The five days we spent in Miami, were surreal. On the one hand, we were in a beautiful, sunny place with my sister, WHO I MISS AND LOVE, experiencing her new life. On the other, we were glued to the tv, the computer and our phones, hungry for any news of the bombing. Ally was terrified and couldn’t be away from media for more than the time it took her to take a shower. I tried to limit her media consumption, but at 15, there’s only so much you can do. She wanted to go home from the moment she heard about the bombs. She wanted to be with her dad and brother. She was utterly terrified, and one night was convinced that an innocent guy was following us (he was not). I told her she could hop a plane and go home, because what was the point of her being there, if she couldn’t even have fun, but she said no, and just stuck to the Boston Police twitter feed, giving us news while we shopped, swam, ate. It didn’t help that Jessie, Jake’s girlfriend was at the finish line and had seen some horrific stuff. She was safe, but had stories to tell and both Ally and I were worried about her.

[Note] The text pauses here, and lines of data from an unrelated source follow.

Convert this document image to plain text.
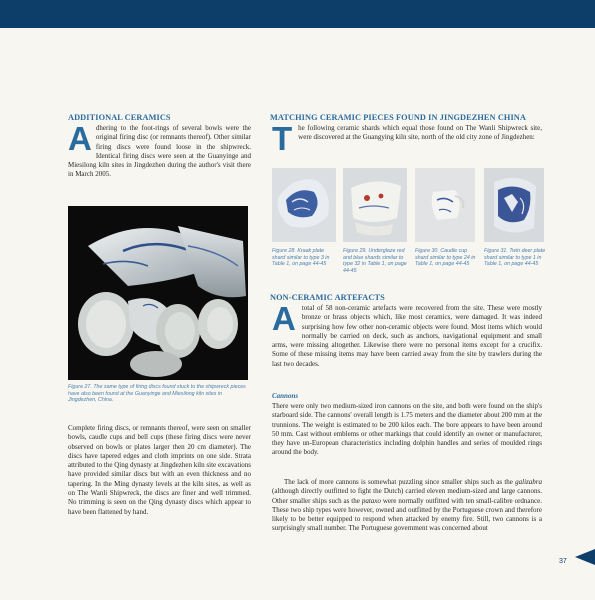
ADDITIONAL CERAMICS

Adhering to the foot-rings of several bowls were the original firing disc (or remnants thereof). Other similar firing discs were found loose in the shipwreck. Identical firing discs were seen at the Guanyinge and Miesilong kiln sites in Jingdezhen during the author's visit there in March 2005.

Figure 27. The same type of firing discs found stuck to the shipwreck pieces have also been found at the Guanyinge and Miesilong kiln sites in Jingdezhen, China.

Complete firing discs, or remnants thereof, were seen on smaller bowls, caudle cups and bell cups (these firing discs were never observed on bowls or plates larger then 20 cm diameter). The discs have tapered edges and cloth imprints on one side. Strata attributed to the Qing dynasty at Jingdezhen kiln site excavations have provided similar discs but with an even thickness and no tapering. In the Ming dynasty levels at the kiln sites, as well as on The Wanli Shipwreck, the discs are finer and well trimmed. No trimming is seen on the Qing dynasty discs which appear to have been flattened by hand.

MATCHING CERAMIC PIECES FOUND IN JINGDEZHEN CHINA

The following ceramic shards which equal those found on The Wanli Shipwreck site, were discovered at the Guangying kiln site, north of the old city zone of Jingdezhen:

Figure 28. Kraak plate shard similar to type 3 in Table 1, on page 44-45
Figure 29. Underglaze red and blue shards similar to type 32 in Table 1, on page 44-45
Figure 30. Caudle cup shard similar to type 24 in Table 1, on page 44-45
Figure 31. Twin deer plate shard similar to type 1 in Table 1, on page 44-45
NON-CERAMIC ARTEFACTS

Atotal of 58 non-ceramic artefacts were recovered from the site. These were mostly bronze or brass objects which, like most ceramics, were damaged. It was indeed surprising how few other non-ceramic objects were found. Most items which would normally be carried on deck, such as anchors, navigational equipment and small arms, were missing altogether. Likewise there were no personal items except for a crucifix. Some of these missing items may have been carried away from the site by trawlers during the last two decades.

Cannons

There were only two medium-sized iron cannons on the site, and both were found on the ship's starboard side. The cannons' overall length is 1.75 meters and the diameter about 200 mm at the trunnions. The weight is estimated to be 200 kilos each. The bore appears to have been around 50 mm. Cast without emblems or other markings that could identify an owner or manufacturer, they have un-European characteristics including dolphin handles and series of moulded rings around the body.

The lack of more cannons is somewhat puzzling since smaller ships such as the galizabra (although directly outfitted to fight the Dutch) carried eleven medium-sized and large cannons. Other smaller ships such as the pataxo were normally outfitted with ten small-calibre ordnance. These two ship types were however, owned and outfitted by the Portuguese crown and therefore likely to be better equipped to respond when attacked by enemy fire. Still, two cannons is a surprisingly small number. The Portuguese government was concerned about

37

Although it was weird circumstances, Joni and I always have fun, and laugh. Here we are at a terrible dinner (raw meatballs and calamari that looked like a tick).
On Friday, our day of departure, our flight seemed to be on time. Of course, Boston was on lockdown, so we weren’t quite sure if we got to Logan, we could get home, but Jake and Peter said they would come and get us. Our 7:30 flight, was full and everyone had their tv tuned to the news. The police seemed to have cornered him in Watertown. I was glued to the set, flipping channels, and praying. Ten minutes before we landed, Dzhokar Tsarnaev was captured, and the streets of Boston and surrounding communities erupted in relief and raucous joy.
We’d been away for the entirety of the ordeal, but not really. Our hearts and souls remained in Boston.